Reputation: 365
I'm trying to use pyspark to count the number of occurrences.
Suppose I have data like this:
data = sc.parallelize([(1,[u'a',u'b',u'd']),
(2,[u'a',u'c',u'd']),
(3,[u'a']) ])
count = sc.parallelize([(u'a',0),(u'b',0),(u'c',0),(u'd',0)])
Is possible to count the number of occurrences in data
and update in count
?
The result should be like [(u'a',3),(u'b',1),(u'c',1),(u'd',2)]
.
Upvotes: 6
Views: 8420
Reputation:
I would use Counter
:
>>> from collections import Counter
>>>
>>> data.values().map(Counter).reduce(lambda x, y: x + y)
Counter({'a': 3, 'b': 1, 'c': 1, 'd': 2})
Upvotes: 6
Reputation: 51
RDDs are immutable and thus cannot be updated.
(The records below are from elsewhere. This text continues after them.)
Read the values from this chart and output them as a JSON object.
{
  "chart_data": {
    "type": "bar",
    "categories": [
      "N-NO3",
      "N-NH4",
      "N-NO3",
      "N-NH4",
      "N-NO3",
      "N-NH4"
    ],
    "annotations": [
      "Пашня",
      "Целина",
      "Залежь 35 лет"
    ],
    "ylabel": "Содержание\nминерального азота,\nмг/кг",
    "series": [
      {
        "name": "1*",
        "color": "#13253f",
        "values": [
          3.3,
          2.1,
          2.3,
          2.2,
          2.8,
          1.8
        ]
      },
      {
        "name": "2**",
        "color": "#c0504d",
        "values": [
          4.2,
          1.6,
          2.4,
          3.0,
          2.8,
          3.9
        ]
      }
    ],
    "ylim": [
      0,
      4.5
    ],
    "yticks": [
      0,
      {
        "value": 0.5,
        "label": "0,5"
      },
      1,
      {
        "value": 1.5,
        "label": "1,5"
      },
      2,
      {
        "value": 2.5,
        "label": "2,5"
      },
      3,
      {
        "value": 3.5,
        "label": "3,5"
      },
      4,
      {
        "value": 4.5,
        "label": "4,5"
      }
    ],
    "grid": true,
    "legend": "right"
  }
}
Instead, you compute the count based on your data as:
count = (rdd
.flatMap(lambda (k, data): data)
.map(lambda w: (w,1))
.reduceByKey(lambda a, b: a+b))
Then, if the result can fit in master main memory feel free to .collect() from count.
Upvotes: 3
Reputation: 37928
You wouldn't update count
since RDDs are immutable. Just run the calculation you want and then save directly to any variable you want:
In [17]: data.flatMap(lambda x: x[1]).map(lambda x: (x, 1)).reduceByKey(lambda x, y: x + y).collect()
Out[17]: [('b', 1), ('c', 1), ('d', 2), ('a', 3)]
Upvotes: 1